The problem now is that I can't push 'my_develop' to origin. It objects on the grounds that the 'tip' on origin is a few commits ahead of what I have locally, and asks me to do a pull to integrate the changes from origin on branch 'my_develop'.

The point, of course, is that I have been doing incremental development from that point a few commits back from what is on origin. At this point, the HEAD of 'my_develop' on origin is outdated and a pull would undo all the changes I have made on the 'live' branch locally.

I have seen people make 3 suggestions how to fix this:

1) do a 'git push origin my_develop --force'. Logically this is what I want to do, but there are many warnings about the dangers of doing this.

2) some suggestions say to handle this with a rebase, though I don't quite see how to do that.

3) option #3 involves using 'ours' as a means of merging but giving git guidance to decide which line of code 'wins' in a merge conflict.

Any advice on the best way to do this?

NOTE: I am the only person who does work on 'my_develop', if that helps.

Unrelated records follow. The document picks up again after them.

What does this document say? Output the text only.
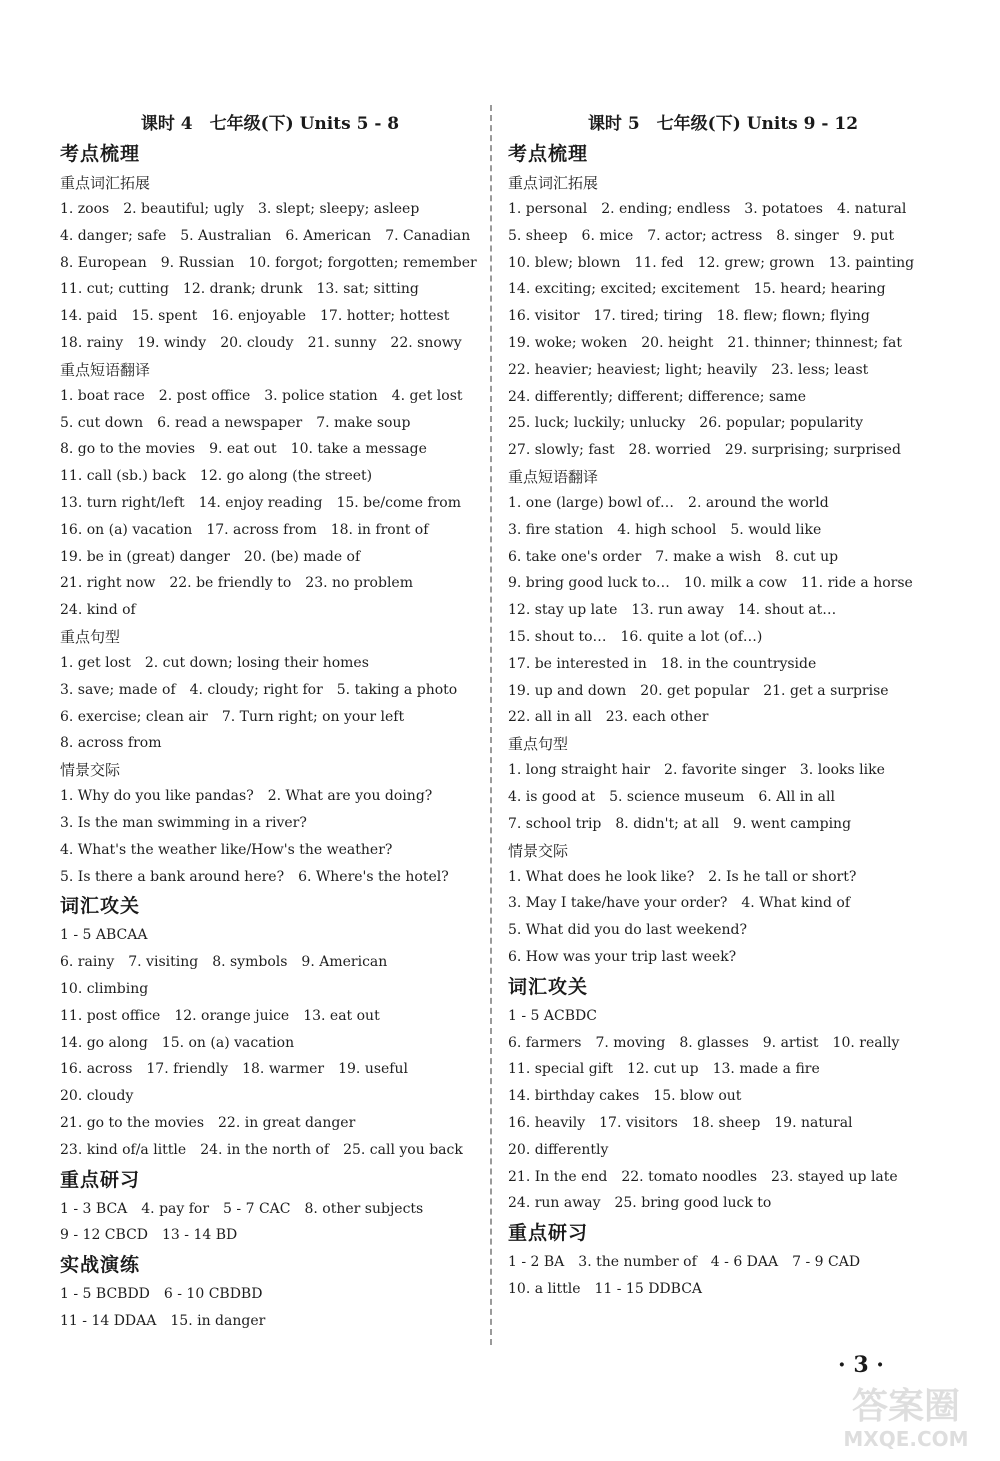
课时 4　七年级(下) Units 5 - 8
考点梳理
重点词汇拓展
1. zoos　2. beautiful; ugly　3. slept; sleepy; asleep
4. danger; safe　5. Australian　6. American　7. Canadian
8. European　9. Russian　10. forgot; forgotten; remember
11. cut; cutting　12. drank; drunk　13. sat; sitting
14. paid　15. spent　16. enjoyable　17. hotter; hottest
18. rainy　19. windy　20. cloudy　21. sunny　22. snowy
重点短语翻译
1. boat race　2. post office　3. police station　4. get lost
5. cut down　6. read a newspaper　7. make soup
8. go to the movies　9. eat out　10. take a message
11. call (sb.) back　12. go along (the street)
13. turn right/left　14. enjoy reading　15. be/come from
16. on (a) vacation　17. across from　18. in front of
19. be in (great) danger　20. (be) made of
21. right now　22. be friendly to　23. no problem
24. kind of
重点句型
1. get lost　2. cut down; losing their homes
3. save; made of　4. cloudy; right for　5. taking a photo
6. exercise; clean air　7. Turn right; on your left
8. across from
情景交际
1. Why do you like pandas?　2. What are you doing?
3. Is the man swimming in a river?
4. What's the weather like/How's the weather?
5. Is there a bank around here?　6. Where's the hotel?
词汇攻关
1 - 5 ABCAA
6. rainy　7. visiting　8. symbols　9. American
10. climbing
11. post office　12. orange juice　13. eat out
14. go along　15. on (a) vacation
16. across　17. friendly　18. warmer　19. useful
20. cloudy
21. go to the movies　22. in great danger
23. kind of/a little　24. in the north of　25. call you back
重点研习
1 - 3 BCA　4. pay for　5 - 7 CAC　8. other subjects
9 - 12 CBCD　13 - 14 BD
实战演练
1 - 5 BCBDD　6 - 10 CBDBD
11 - 14 DDAA　15. in danger
课时 5　七年级(下) Units 9 - 12
考点梳理
重点词汇拓展
1. personal　2. ending; endless　3. potatoes　4. natural
5. sheep　6. mice　7. actor; actress　8. singer　9. put
10. blew; blown　11. fed　12. grew; grown　13. painting
14. exciting; excited; excitement　15. heard; hearing
16. visitor　17. tired; tiring　18. flew; flown; flying
19. woke; woken　20. height　21. thinner; thinnest; fat
22. heavier; heaviest; light; heavily　23. less; least
24. differently; different; difference; same
25. luck; luckily; unlucky　26. popular; popularity
27. slowly; fast　28. worried　29. surprising; surprised
重点短语翻译
1. one (large) bowl of…　2. around the world
3. fire station　4. high school　5. would like
6. take one's order　7. make a wish　8. cut up
9. bring good luck to…　10. milk a cow　11. ride a horse
12. stay up late　13. run away　14. shout at…
15. shout to…　16. quite a lot (of…)
17. be interested in　18. in the countryside
19. up and down　20. get popular　21. get a surprise
22. all in all　23. each other
重点句型
1. long straight hair　2. favorite singer　3. looks like
4. is good at　5. science museum　6. All in all
7. school trip　8. didn't; at all　9. went camping
情景交际
1. What does he look like?　2. Is he tall or short?
3. May I take/have your order?　4. What kind of
5. What did you do last weekend?
6. How was your trip last week?
词汇攻关
1 - 5 ACBDC
6. farmers　7. moving　8. glasses　9. artist　10. really
11. special gift　12. cut up　13. made a fire
14. birthday cakes　15. blow out
16. heavily　17. visitors　18. sheep　19. natural
20. differently
21. In the end　22. tomato noodles　23. stayed up late
24. run away　25. bring good luck to
重点研习
1 - 2 BA　3. the number of　4 - 6 DAA　7 - 9 CAD
10. a little　11 - 15 DDBCA
· 3 ·
答案圈
MXQE.COM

NOTE since I first posted: I suppose I could simply go onto my branch ('git checkout my_branch'), then create a new branch off that ('git checkout -b my_latest_branch'), and then simply work from that one - and then push that to origin and issue a pull request. This would orphan the tip of 'my_branch', but do I care?


Solution

  • Because you're the only one on my_develop

    NOTE: I'm the only one working on my_develop

    I recommend using git push --force

    1. As you're the sole developer on my_develop, you can safely use git push origin my_develop --force. This won't impact other team members.

    2. rebase is a good practice for updating your feature branch my_develop with code from the main branch. However, your feature branch must not have any previous merges

    3. If the code on develop is unstable, avoid merging it into your feature branch.

    P.S. You can create a new branch from the last commit before the develop merge and continue working there.